Why do they keep moving? I call it the Quest for Illegitimate Religious Certainty. The QIRC might explain how it is that folk would be interested in trying to resurrect late medieval predestinarian theology, piety, and practice and have the unmitigated gall and the unrelieved ignorance to call it “Reformed.” Because they are still basically American evangelicals and fundamentalists. They’re still making it up as they go along. They’re not really in submission to the church. They’ve not married any tradition. They’re still autonomous, ecclectic, individualists. Say what you will about Robert Sungenis, but at least he had the integrity to follow through on his principles and join the Roman communion. At least he got married, as it were, to a real tradition, at least he stopped making things up on his own. Obviously, from a confessional Reformed point of view, we would say he got married to the wrong wife! Some of us might, in our more cantankerous moments, that he married the whore of babylon, but at least he got married.

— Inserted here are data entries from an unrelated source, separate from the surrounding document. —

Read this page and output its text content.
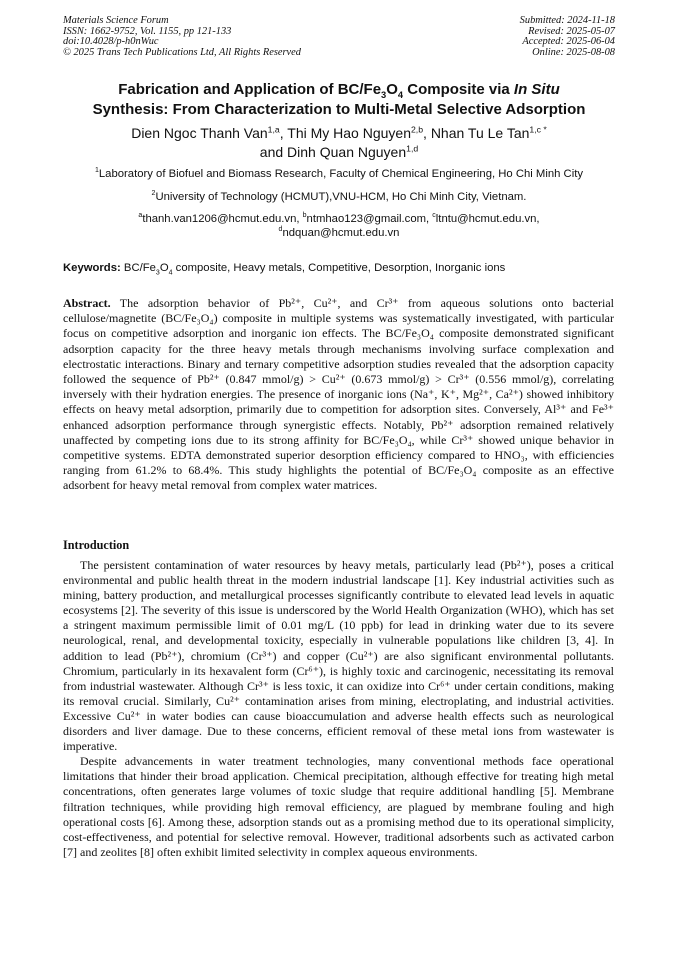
Materials Science Forum
ISSN: 1662-9752, Vol. 1155, pp 121-133
doi:10.4028/p-h0nWuc
© 2025 Trans Tech Publications Ltd, All Rights Reserved
Submitted: 2024-11-18
Revised: 2025-05-07
Accepted: 2025-06-04
Online: 2025-08-08
Fabrication and Application of $BC/Fe_3O_4$ Composite via In Situ
Synthesis: From Characterization to Multi-Metal Selective Adsorption
Dien Ngoc Thanh Van$^{1,a}$, Thi My Hao Nguyen$^{2,b}$, Nhan Tu Le Tan$^{1,c *}$
and Dinh Quan Nguyen$^{1,d}$
$^1$Laboratory of Biofuel and Biomass Research, Faculty of Chemical Engineering, Ho Chi Minh City
$^2$University of Technology (HCMUT),VNU-HCM, Ho Chi Minh City, Vietnam.
$^a$thanh.van1206@hcmut.edu.vn, $^b$ntmhao123@gmail.com, $^c$ltntu@hcmut.edu.vn,
$^d$ndquan@hcmut.edu.vn
Keywords: $BC/Fe_3O_4$ composite, Heavy metals, Competitive, Desorption, Inorganic ions
Abstract. The adsorption behavior of Pb²⁺, Cu²⁺, and Cr³⁺ from aqueous solutions onto bacterial cellulose/magnetite (BC/Fe₃O₄) composite in multiple systems was systematically investigated, with particular focus on competitive adsorption and inorganic ion effects. The BC/Fe₃O₄ composite demonstrated significant adsorption capacity for the three heavy metals through mechanisms involving surface complexation and electrostatic interactions. Binary and ternary competitive adsorption studies revealed that the adsorption capacity followed the sequence of Pb²⁺ (0.847 mmol/g) > Cu²⁺ (0.673 mmol/g) > Cr³⁺ (0.556 mmol/g), correlating inversely with their hydration energies. The presence of inorganic ions (Na⁺, K⁺, Mg²⁺, Ca²⁺) showed inhibitory effects on heavy metal adsorption, primarily due to competition for adsorption sites. Conversely, Al³⁺ and Fe³⁺ enhanced adsorption performance through synergistic effects. Notably, Pb²⁺ adsorption remained relatively unaffected by competing ions due to its strong affinity for BC/Fe₃O₄, while Cr³⁺ showed unique behavior in competitive systems. EDTA demonstrated superior desorption efficiency compared to HNO₃, with efficiencies ranging from 61.2% to 68.4%. This study highlights the potential of BC/Fe₃O₄ composite as an effective adsorbent for heavy metal removal from complex water matrices.
Introduction

The persistent contamination of water resources by heavy metals, particularly lead (Pb²⁺), poses a critical environmental and public health threat in the modern industrial landscape [1]. Key industrial activities such as mining, battery production, and metallurgical processes significantly contribute to elevated lead levels in aquatic ecosystems [2]. The severity of this issue is underscored by the World Health Organization (WHO), which has set a stringent maximum permissible limit of 0.01 mg/L (10 ppb) for lead in drinking water due to its severe neurological, renal, and developmental toxicity, especially in vulnerable populations like children [3, 4]. In addition to lead (Pb²⁺), chromium (Cr³⁺) and copper (Cu²⁺) are also significant environmental pollutants. Chromium, particularly in its hexavalent form (Cr⁶⁺), is highly toxic and carcinogenic, necessitating its removal from industrial wastewater. Although Cr³⁺ is less toxic, it can oxidize into Cr⁶⁺ under certain conditions, making its removal crucial. Similarly, Cu²⁺ contamination arises from mining, electroplating, and industrial activities. Excessive Cu²⁺ in water bodies can cause bioaccumulation and adverse health effects such as neurological disorders and liver damage. Due to these concerns, efficient removal of these metal ions from wastewater is imperative.

Despite advancements in water treatment technologies, many conventional methods face operational limitations that hinder their broad application. Chemical precipitation, although effective for treating high metal concentrations, often generates large volumes of toxic sludge that require additional handling [5]. Membrane filtration techniques, while providing high removal efficiency, are plagued by membrane fouling and high operational costs [6]. Among these, adsorption stands out as a promising method due to its operational simplicity, cost-effectiveness, and potential for selective removal. However, traditional adsorbents such as activated carbon [7] and zeolites [8] often exhibit limited selectivity in complex aqueous environments.
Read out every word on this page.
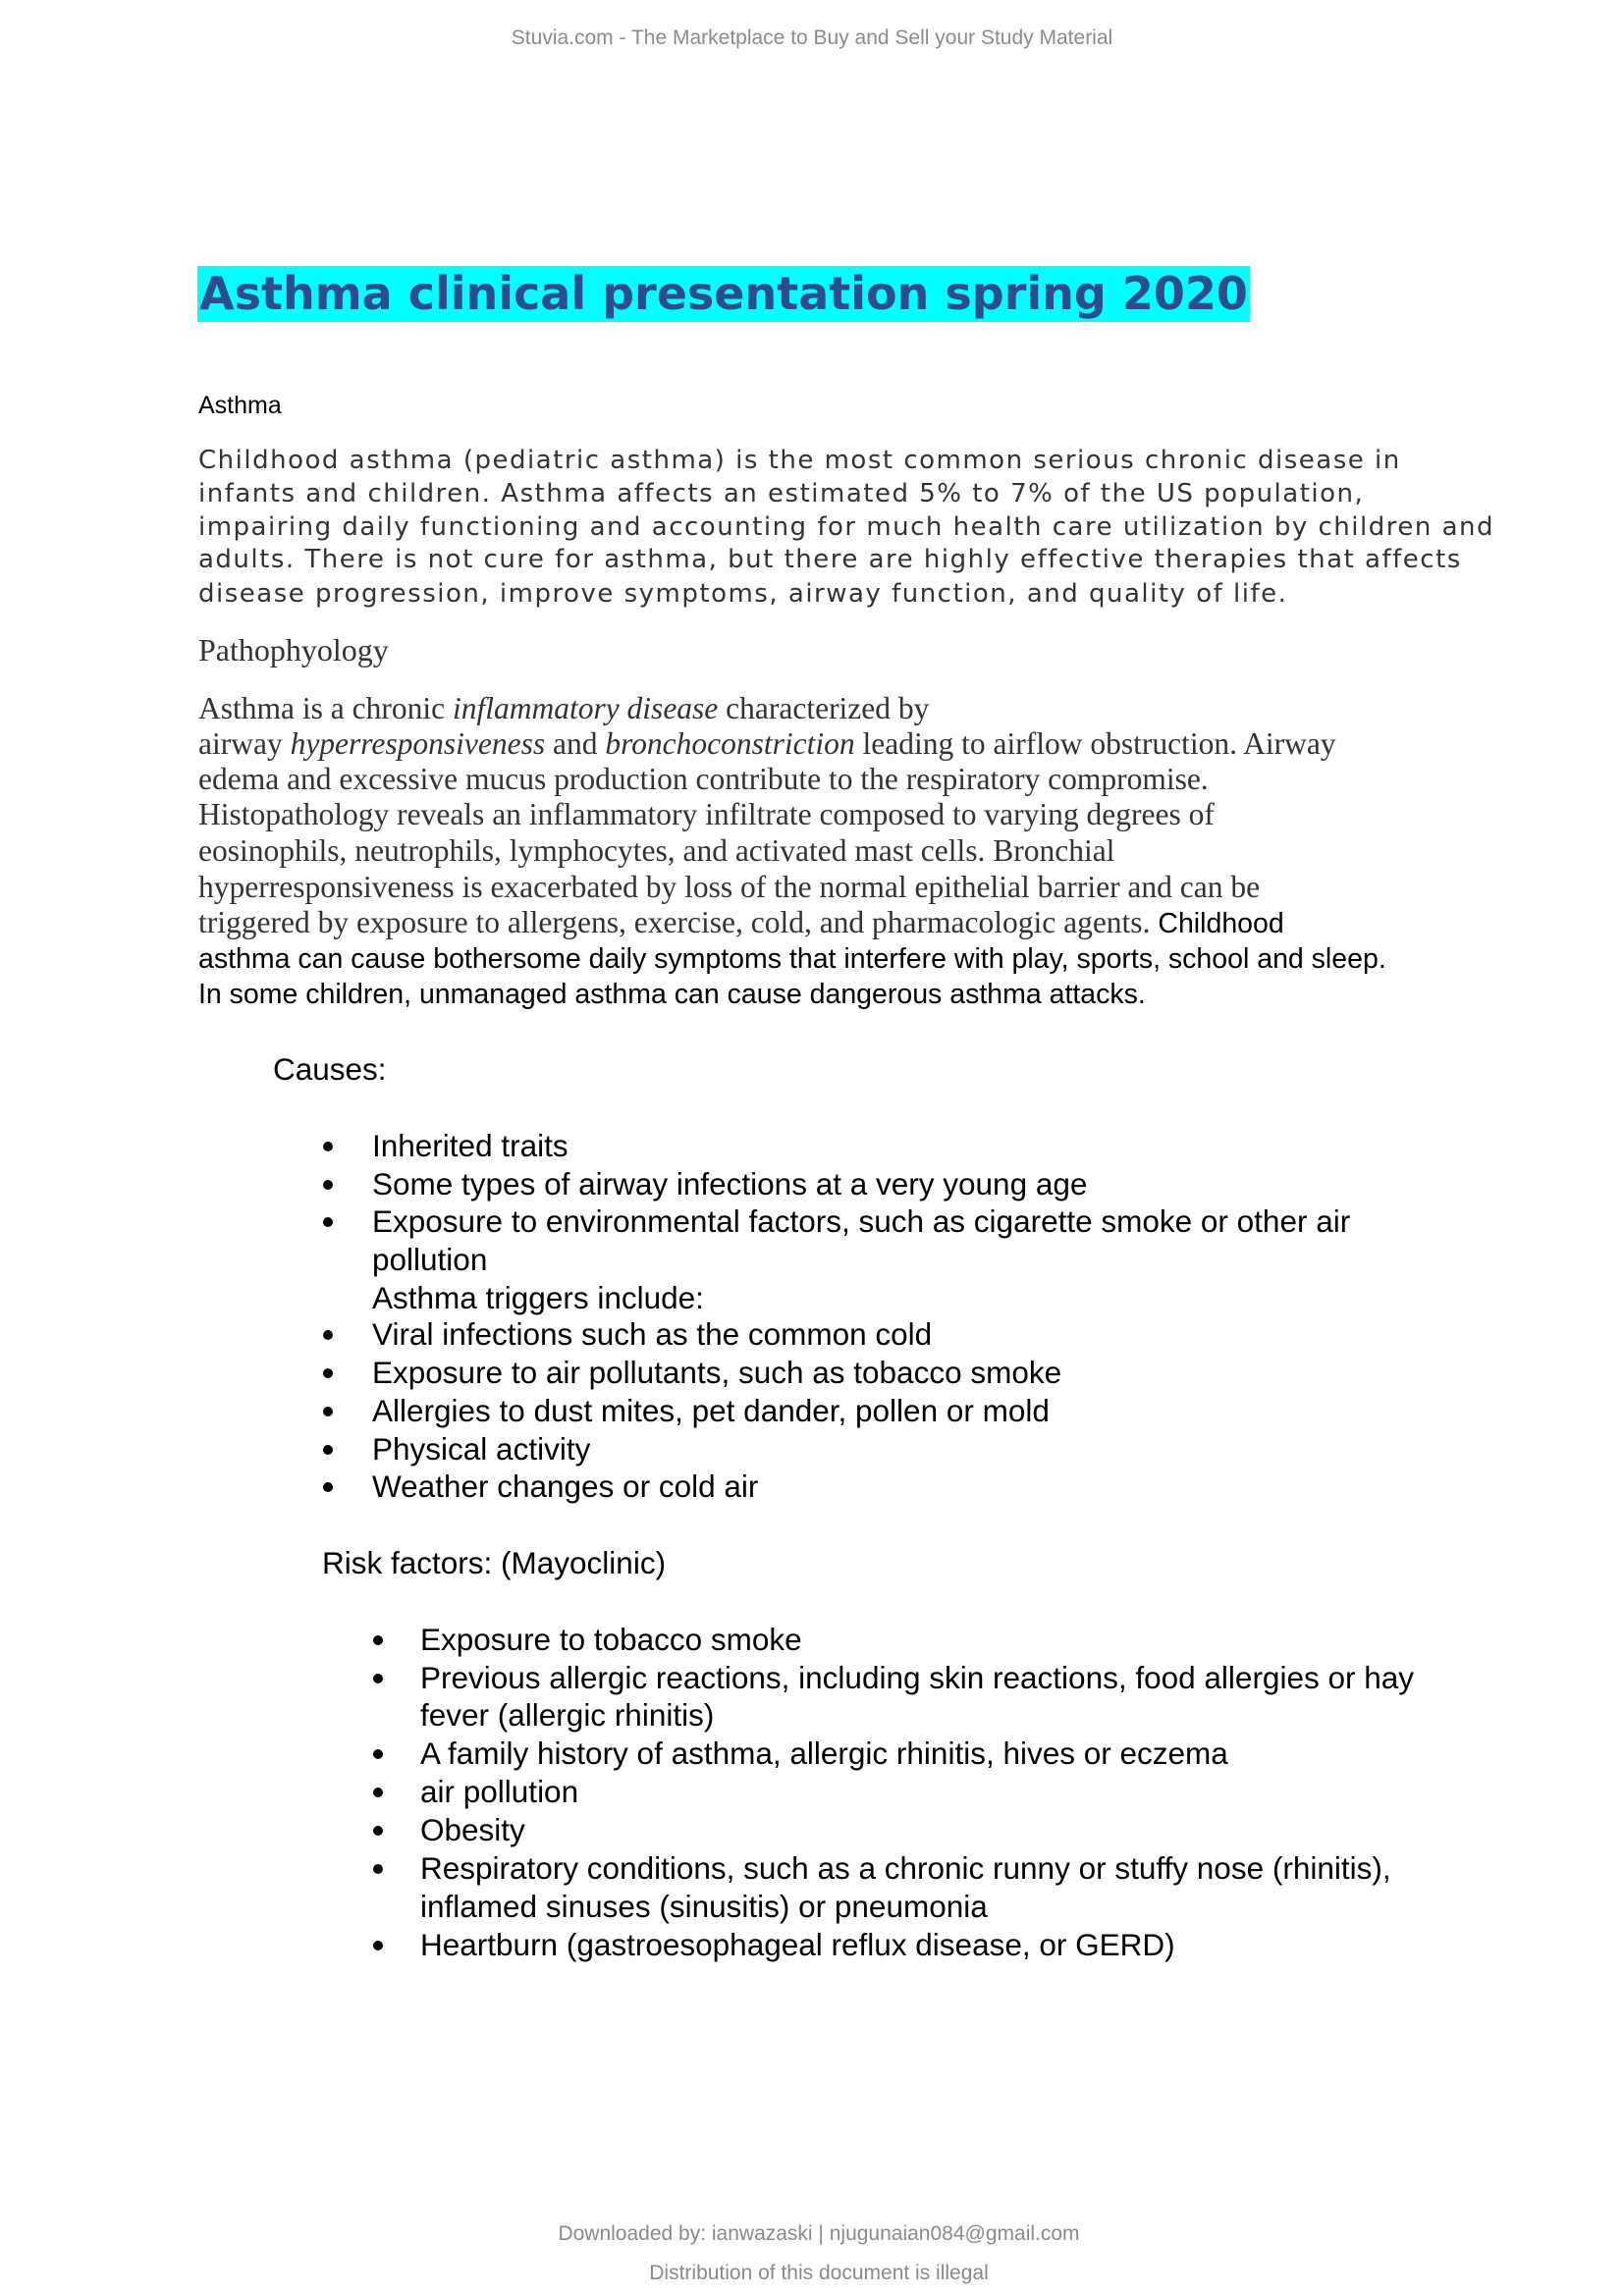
Stuvia.com - The Marketplace to Buy and Sell your Study Material
Asthma clinical presentation spring 2020
Asthma
Childhood asthma (pediatric asthma) is the most common serious chronic disease in
infants and children. Asthma affects an estimated 5% to 7% of the US population,
impairing daily functioning and accounting for much health care utilization by children and
adults. There is not cure for asthma, but there are highly effective therapies that affects
disease progression, improve symptoms, airway function, and quality of life.
Pathophyology
Asthma is a chronic inflammatory disease characterized by
airway hyperresponsiveness and bronchoconstriction leading to airflow obstruction. Airway
edema and excessive mucus production contribute to the respiratory compromise.
Histopathology reveals an inflammatory infiltrate composed to varying degrees of
eosinophils, neutrophils, lymphocytes, and activated mast cells. Bronchial
hyperresponsiveness is exacerbated by loss of the normal epithelial barrier and can be
triggered by exposure to allergens, exercise, cold, and pharmacologic agents. Childhood
asthma can cause bothersome daily symptoms that interfere with play, sports, school and sleep.
In some children, unmanaged asthma can cause dangerous asthma attacks.
Causes:
Inherited traits
Some types of airway infections at a very young age
Exposure to environmental factors, such as cigarette smoke or other air
pollution
Asthma triggers include:
Viral infections such as the common cold
Exposure to air pollutants, such as tobacco smoke
Allergies to dust mites, pet dander, pollen or mold
Physical activity
Weather changes or cold air
Risk factors: (Mayoclinic)
Exposure to tobacco smoke
Previous allergic reactions, including skin reactions, food allergies or hay
fever (allergic rhinitis)
A family history of asthma, allergic rhinitis, hives or eczema
air pollution
Obesity
Respiratory conditions, such as a chronic runny or stuffy nose (rhinitis),
inflamed sinuses (sinusitis) or pneumonia
Heartburn (gastroesophageal reflux disease, or GERD)
Downloaded by: ianwazaski | njugunaian084@gmail.com
Distribution of this document is illegal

American religion, to the degree it is distinctly American, is entrepreneurial. It’s a business. It’s a product. It needs a market, a niche. My guess is, and I may be wrong, these cats are selling smells and bells just like the emerging folks are selling cell groups, candles, and whatever. This gets us to the other Q (and they go hand-in-glove): QIRE, the Quest for Illegitimate Religious Experience. Schleiermacher sent most modern religion down the subjectivist path of trying to recover Jesus’ religious experience. The Holy Grail of modern religion has been the search for the ultimate religious high, the most intense religious experience. Whoever has the best product draws the largest number of customers. Evangelicals want nothing if not the best religious experience and, having overcome their phobia of robes and candles—post-fundamentalism—they’re ready for it. How many times can you sing “Shine, Jesus Shine” until your ears begin to bleed? Okay, if the Qs are still determinative, what next? Why not an Roman/”Reformed” amalgam? Who is to say it can’t be done? This is America!

Finally, what have we learned from this episode class?

Predestination is not enough. Say it with me: “Predestination is not enough.” Lots of theologians and congregations, who are not Reformed, have been “predestinarian.” Predestination is a necessary condition (one can’t be Reformed without it) but not a sufficient condition (just having it doesn’t make a congregation Reformed) of being Reformed.

What defines the Reformed faith? It is the Word of God as confessed by the Reformed Churches in the Reformed confessions. We understand the Word of God to teach only two holy sacraments: Baptism and the Lord’s Supper. If you want to have seven sacraments, fine, if you want to play at being papist without placing yourself into submission to the Roman see, fine, but please, for the love of all that’s good and true, don’t call yourself Reformed: we don’t know you.